Typical Six Sigma Opportunities
What are classic Six Sigma opportunities?
In general Six Sigma's thorough and analytical approach is best applied to costly problems with no know solution. It can be applied to transactional or manufacturing processes:
Manufacturing Opportunities
Low Yields
High Customer Returns- Defects that require extra inspection in or out of your plant
- High Scrap or Rework rates
- Production below expectations
- Non-customer driven overtime
- Downtime
- Premium Freight costs
Transactional Projects
Long customer wait times
- Long processing time
- Errors in transaction
- Paperwork cycle time
History and Six Sigma Usage
History of Six sigma
Six Sigma finds its roots in Carl Frederick Gauss (1777-1855) who introduced the concept of the normal curve. Then in the 1920’s Walter Shewhart showed that 3 sigma was a key process correction point. It was a Motorola engineer named Bill Smith who coined the term "Six Sigma". (Incidentally, "Six Sigma" is a federally registered trademark of Motorola). When the Japanese took over a television-manufacturing unit of Motorola in 1970, the idea was advanced, and under Motorola’s Chairman Bob Galvin the methodology was further developed and given the emphasis to change the culture. With this cultural shift of Six Sigma, Motorola documented more than $16 Billion in savings as a result of Six Sigma.

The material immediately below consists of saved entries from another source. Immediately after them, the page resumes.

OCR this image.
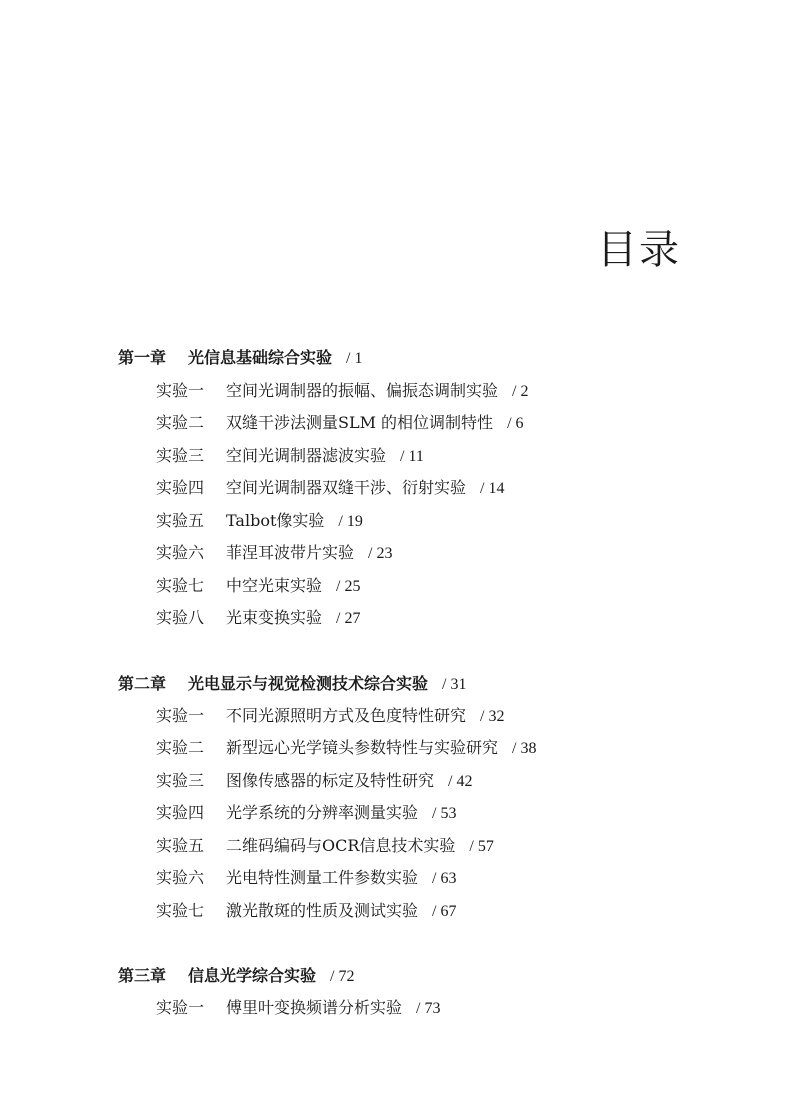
目录
第一章 光信息基础综合实验 / 1
实验一 空间光调制器的振幅、偏振态调制实验 / 2
实验二 双缝干涉法测量SLM 的相位调制特性 / 6
实验三 空间光调制器滤波实验 / 11
实验四 空间光调制器双缝干涉、衍射实验 / 14
实验五 Talbot像实验 / 19
实验六 菲涅耳波带片实验 / 23
实验七 中空光束实验 / 25
实验八 光束变换实验 / 27
第二章 光电显示与视觉检测技术综合实验 / 31
实验一 不同光源照明方式及色度特性研究 / 32
实验二 新型远心光学镜头参数特性与实验研究 / 38
实验三 图像传感器的标定及特性研究 / 42
实验四 光学系统的分辨率测量实验 / 53
实验五 二维码编码与OCR信息技术实验 / 57
实验六 光电特性测量工件参数实验 / 63
实验七 激光散斑的性质及测试实验 / 67
第三章 信息光学综合实验 / 72
实验一 傅里叶变换频谱分析实验 / 73
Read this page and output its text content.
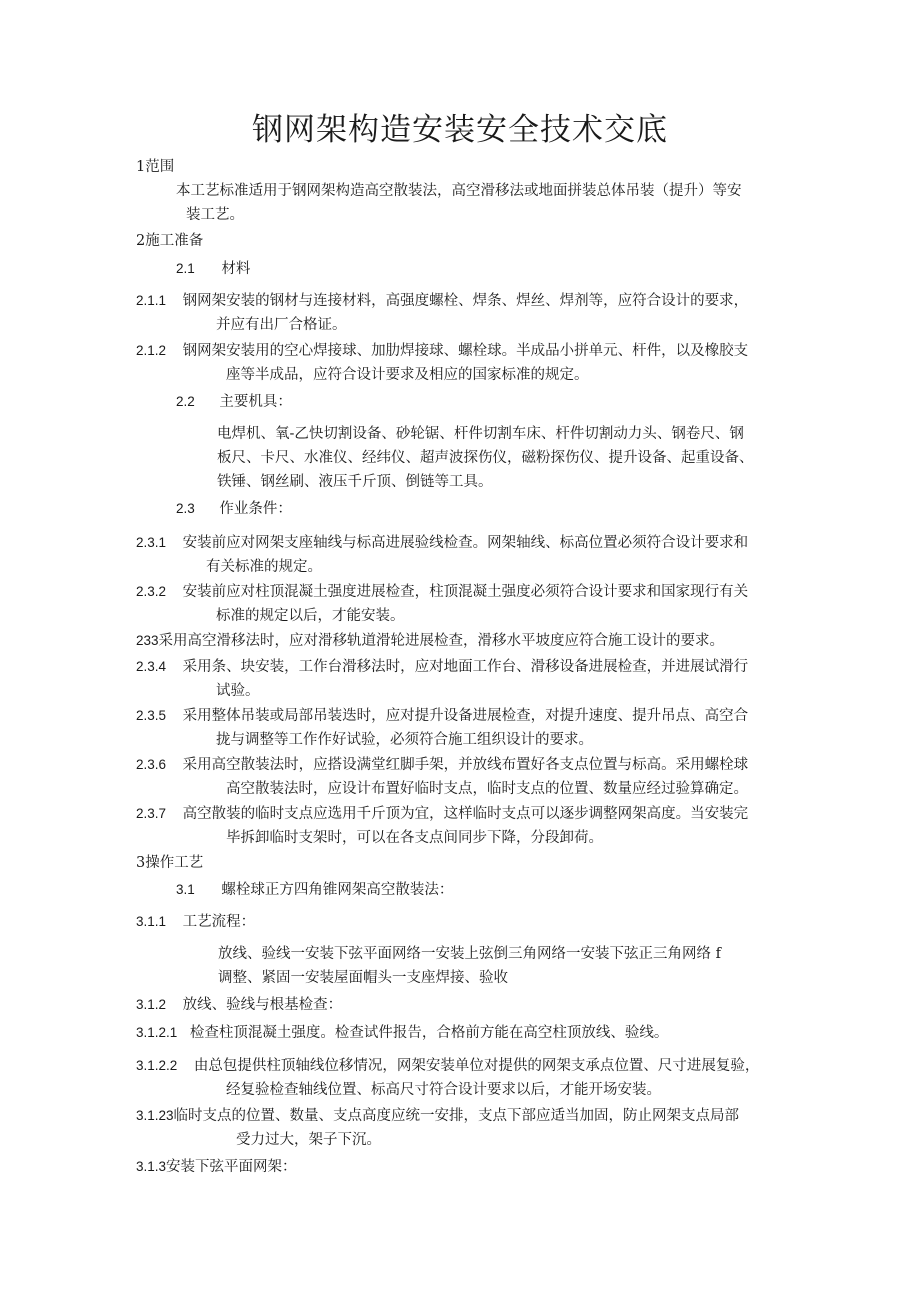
钢网架构造安装安全技术交底
1范围
本工艺标准适用于钢网架构造高空散装法，高空滑移法或地面拼装总体吊装（提升）等安
装工艺。
2施工准备
2.1 材料
2.1.1 钢网架安装的钢材与连接材料，高强度螺栓、焊条、焊丝、焊剂等，应符合设计的要求，
并应有出厂合格证。
2.1.2 钢网架安装用的空心焊接球、加肋焊接球、螺栓球。半成品小拼单元、杆件，以及橡胶支
座等半成品，应符合设计要求及相应的国家标准的规定。
2.2 主要机具：
电焊机、氧-乙快切割设备、砂轮锯、杆件切割车床、杆件切割动力头、钢卷尺、钢
板尺、卡尺、水准仪、经纬仪、超声波探伤仪，磁粉探伤仪、提升设备、起重设备、
铁锤、钢丝刷、液压千斤顶、倒链等工具。
2.3 作业条件：
2.3.1 安装前应对网架支座轴线与标高进展验线检查。网架轴线、标高位置必须符合设计要求和
有关标准的规定。
2.3.2 安装前应对柱顶混凝土强度进展检查，柱顶混凝土强度必须符合设计要求和国家现行有关
标准的规定以后，才能安装。
233采用高空滑移法时，应对滑移轨道滑轮进展检查，滑移水平坡度应符合施工设计的要求。
2.3.4 采用条、块安装，工作台滑移法时，应对地面工作台、滑移设备进展检查，并进展试滑行
试验。
2.3.5 采用整体吊装或局部吊装迭时，应对提升设备进展检查，对提升速度、提升吊点、高空合
拢与调整等工作作好试验，必须符合施工组织设计的要求。
2.3.6 采用高空散装法时，应搭设满堂红脚手架，并放线布置好各支点位置与标高。采用螺栓球
高空散装法时，应设计布置好临时支点，临时支点的位置、数量应经过验算确定。
2.3.7 高空散装的临时支点应选用千斤顶为宜，这样临时支点可以逐步调整网架高度。当安装完
毕拆卸临时支架时，可以在各支点间同步下降，分段卸荷。
3操作工艺
3.1 螺栓球正方四角锥网架高空散装法：
3.1.1 工艺流程：
放线、验线一安装下弦平面网络一安装上弦倒三角网络一安装下弦正三角网络 f
调整、紧固一安装屋面帽头一支座焊接、验收
3.1.2 放线、验线与根基检查：
3.1.2.1 检查柱顶混凝土强度。检查试件报告，合格前方能在高空柱顶放线、验线。
3.1.2.2 由总包提供柱顶轴线位移情况，网架安装单位对提供的网架支承点位置、尺寸进展复验，
经复验检查轴线位置、标高尺寸符合设计要求以后，才能开场安装。
3.1.23临时支点的位置、数量、支点高度应统一安排，支点下部应适当加固，防止网架支点局部
受力过大，架子下沉。
3.1.3安装下弦平面网架：
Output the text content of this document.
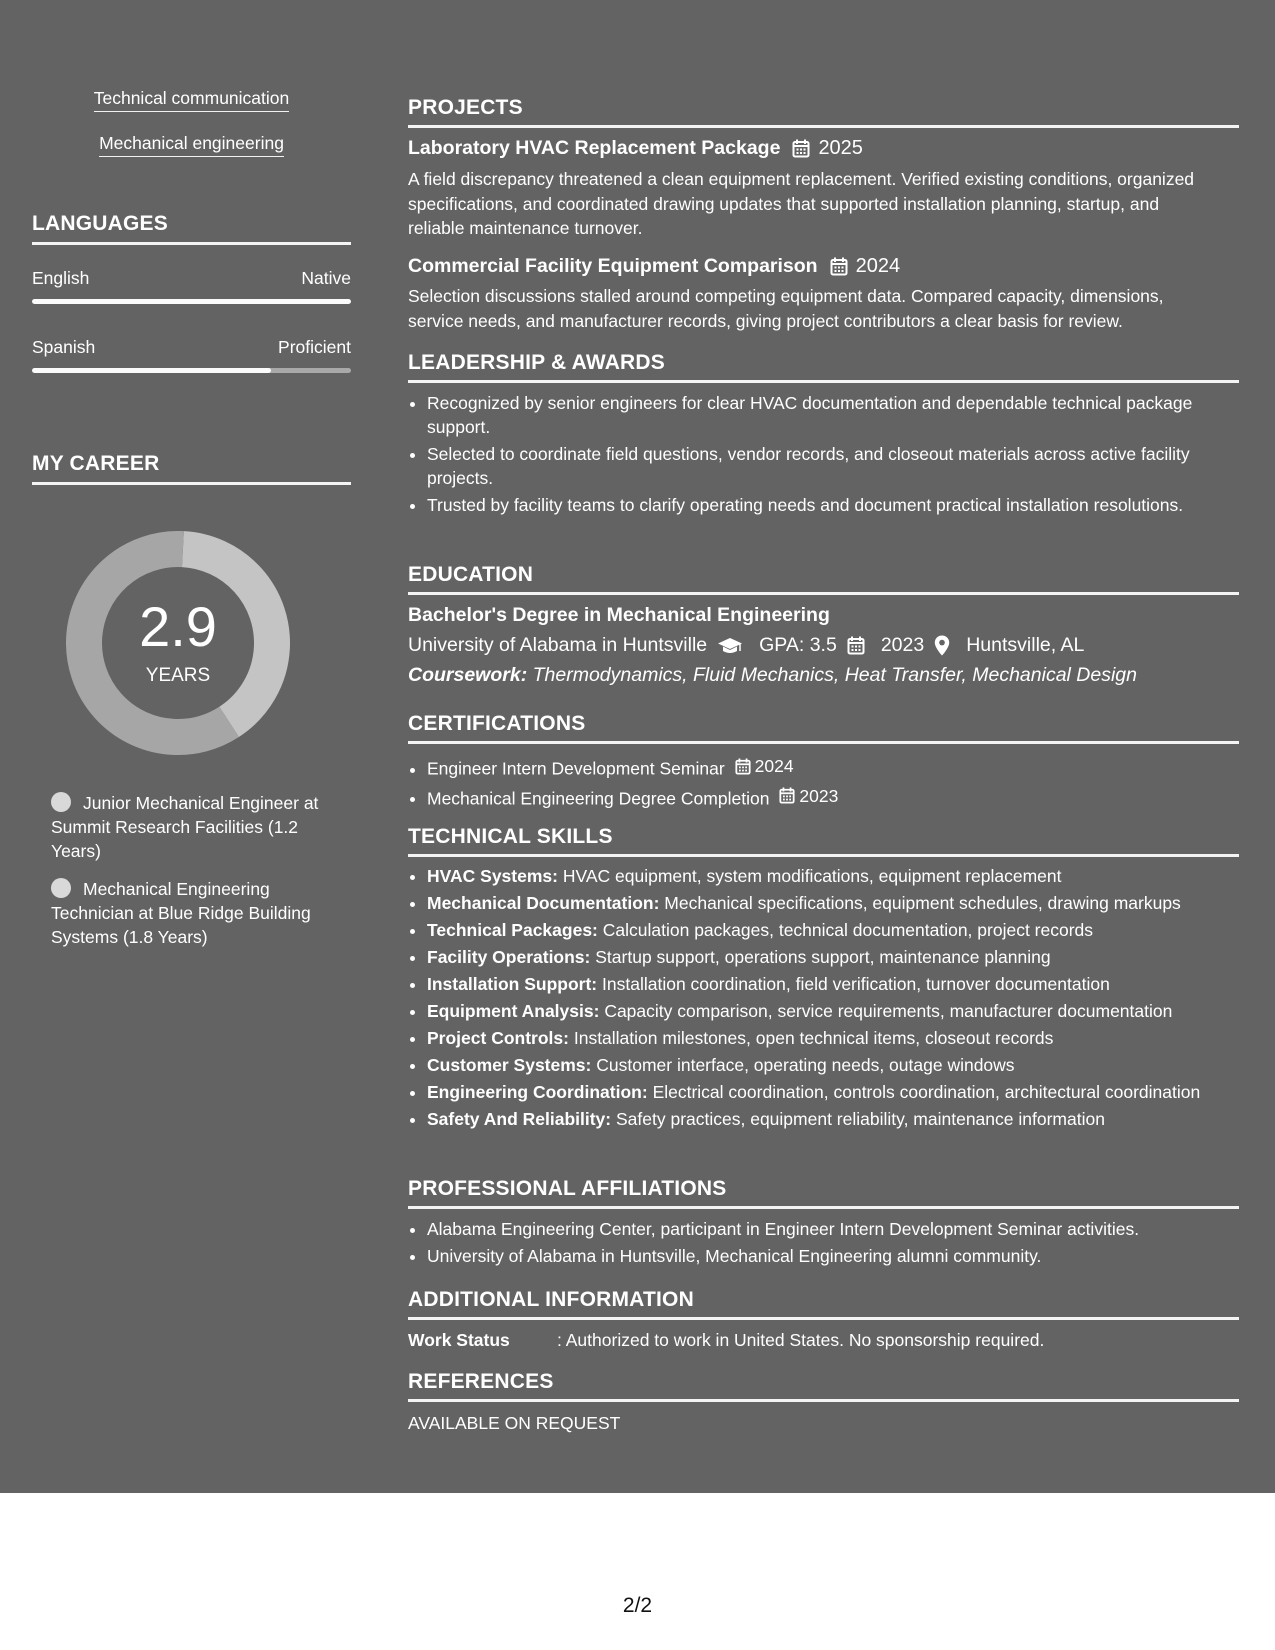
Technical communication
Mechanical engineering
LANGUAGES
English	Native
Spanish	Proficient
MY CAREER
2.9
YEARS
Junior Mechanical Engineer at Summit Research Facilities (1.2 Years)
Mechanical Engineering Technician at Blue Ridge Building Systems (1.8 Years)
PROJECTS
Laboratory HVAC Replacement Package 2025
A field discrepancy threatened a clean equipment replacement. Verified existing conditions, organized specifications, and coordinated drawing updates that supported installation planning, startup, and reliable maintenance turnover.
Commercial Facility Equipment Comparison 2024
Selection discussions stalled around competing equipment data. Compared capacity, dimensions, service needs, and manufacturer records, giving project contributors a clear basis for review.
LEADERSHIP & AWARDS
• Recognized by senior engineers for clear HVAC documentation and dependable technical package support.
• Selected to coordinate field questions, vendor records, and closeout materials across active facility projects.
• Trusted by facility teams to clarify operating needs and document practical installation resolutions.
EDUCATION
Bachelor's Degree in Mechanical Engineering
University of Alabama in Huntsville	GPA: 3.5 2023 Huntsville, AL
Coursework: Thermodynamics, Fluid Mechanics, Heat Transfer, Mechanical Design
CERTIFICATIONS
• Engineer Intern Development Seminar 2024
• Mechanical Engineering Degree Completion 2023
TECHNICAL SKILLS
• HVAC Systems: HVAC equipment, system modifications, equipment replacement
• Mechanical Documentation: Mechanical specifications, equipment schedules, drawing markups
• Technical Packages: Calculation packages, technical documentation, project records
• Facility Operations: Startup support, operations support, maintenance planning
• Installation Support: Installation coordination, field verification, turnover documentation
• Equipment Analysis: Capacity comparison, service requirements, manufacturer documentation
• Project Controls: Installation milestones, open technical items, closeout records
• Customer Systems: Customer interface, operating needs, outage windows
• Engineering Coordination: Electrical coordination, controls coordination, architectural coordination
• Safety And Reliability: Safety practices, equipment reliability, maintenance information
PROFESSIONAL AFFILIATIONS
• Alabama Engineering Center, participant in Engineer Intern Development Seminar activities.
• University of Alabama in Huntsville, Mechanical Engineering alumni community.
ADDITIONAL INFORMATION
Work Status	: Authorized to work in United States. No sponsorship required.
REFERENCES
AVAILABLE ON REQUEST
2/2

Since then, hundreds of companies around the world have adopted Six Sigma as a way of doing business. This is a direct result of many of America's leaders openly praising the benefits of Six Sigma -- leaders such as Larry Bossidy of Allied Signal (now Honeywell), and Jack Welch of General Electric Company. Six Sigma has now evolved into a philosophy of doing business.
References:
Six Sigma is currently benefiting thousands of companies across the world including Motorola, GE, Toyota, Bank of America, Lear, Textron, JPMorgan, Citigroup, Merril Lynch, Washington Mutual, FleetBoston, Capital One, BlueCross & BlueShield.